Family lawyers have warned that the Euro crisis has had tumbling effect on property values across the EU leading to holiday homes becoming into a toxic legacy for couples who are in the midst of divorce.
Number of cases that are currently on the pipeline centre around the question of which partner would be taking on the villa in Spain, Greece or Italy rather than who would not.
One family lawyer described the task of dividing the assets between warring couples who own a holiday home as like a game of pass the bomb.
Case notes in one separation being negotiated currently include discussions about how to deal with a ‘dead duck’ villa in Spain which has lost its value but still has a hefty mortgage to service and little prospect of being sold.
Another case has a couple who are wrangling over what to do with a house in Cyprus which was now worth £53,000 less than its original value, and after calculating currency exchange issues and steep local taxes to transfer ownership.
In other cases, the added complexity of disposing of a property abroad has become a weapon used by one side or the other in already acrimonious splits.
One British divorcee is being forced to go through a lengthy legal challenge in France to recover proceeds from the sale of their former home, awarded to her by an English court but being withheld by her ex-husband.
A partner of family law solicitors firm said that fighting over overseas houses had become one of the biggest headaches in divorce proceedings in the last year.
The firm estimates that at least one in six of its cases involve the division of domestic and foreign property.
When everything is going well in a family it feels really great to own a property abroad but as soon as the relationship becomes rocky the same assets become a disaster the lawyer said.

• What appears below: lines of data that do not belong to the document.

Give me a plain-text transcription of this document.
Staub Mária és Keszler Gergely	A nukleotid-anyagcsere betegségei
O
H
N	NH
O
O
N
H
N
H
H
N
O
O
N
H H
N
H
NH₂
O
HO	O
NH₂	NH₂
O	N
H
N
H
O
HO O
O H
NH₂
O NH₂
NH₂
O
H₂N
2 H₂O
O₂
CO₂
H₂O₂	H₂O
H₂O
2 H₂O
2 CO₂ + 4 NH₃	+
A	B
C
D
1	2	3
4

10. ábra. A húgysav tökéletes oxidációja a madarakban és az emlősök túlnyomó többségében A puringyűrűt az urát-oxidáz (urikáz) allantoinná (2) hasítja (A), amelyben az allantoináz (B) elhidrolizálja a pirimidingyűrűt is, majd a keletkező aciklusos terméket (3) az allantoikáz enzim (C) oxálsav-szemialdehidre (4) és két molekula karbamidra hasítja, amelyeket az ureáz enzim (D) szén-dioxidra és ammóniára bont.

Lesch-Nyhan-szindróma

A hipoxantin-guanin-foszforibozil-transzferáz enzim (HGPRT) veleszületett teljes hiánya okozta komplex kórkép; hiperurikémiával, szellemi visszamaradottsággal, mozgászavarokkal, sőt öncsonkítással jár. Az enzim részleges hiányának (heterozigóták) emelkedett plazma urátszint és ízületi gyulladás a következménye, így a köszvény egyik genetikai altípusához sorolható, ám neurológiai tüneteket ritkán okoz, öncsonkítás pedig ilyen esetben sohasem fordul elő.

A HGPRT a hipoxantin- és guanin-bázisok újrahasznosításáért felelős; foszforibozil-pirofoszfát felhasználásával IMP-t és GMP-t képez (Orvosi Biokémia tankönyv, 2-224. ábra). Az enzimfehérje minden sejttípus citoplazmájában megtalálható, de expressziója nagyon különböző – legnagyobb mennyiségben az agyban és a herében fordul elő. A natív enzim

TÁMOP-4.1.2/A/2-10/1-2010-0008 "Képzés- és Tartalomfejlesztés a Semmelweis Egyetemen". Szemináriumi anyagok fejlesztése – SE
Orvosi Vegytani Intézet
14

The lawyer said that she always encouraged her clients to get rid of property abroad or let the other side have it because they are more trouble than they are worth. They become millstone around the neck of a divorcing partner’s neck.
She added that the majority of people who’ve got these second homes in places like France and Spain, were not the super-rich they but just normal middle class families who could managed to purchase a holiday home.
Another partner of the firm added that some divorcees who received Continental homes before the financial crisis have attempted to “unpick” the terms of their settlements in light of the crisis but were rebuffed by the courts.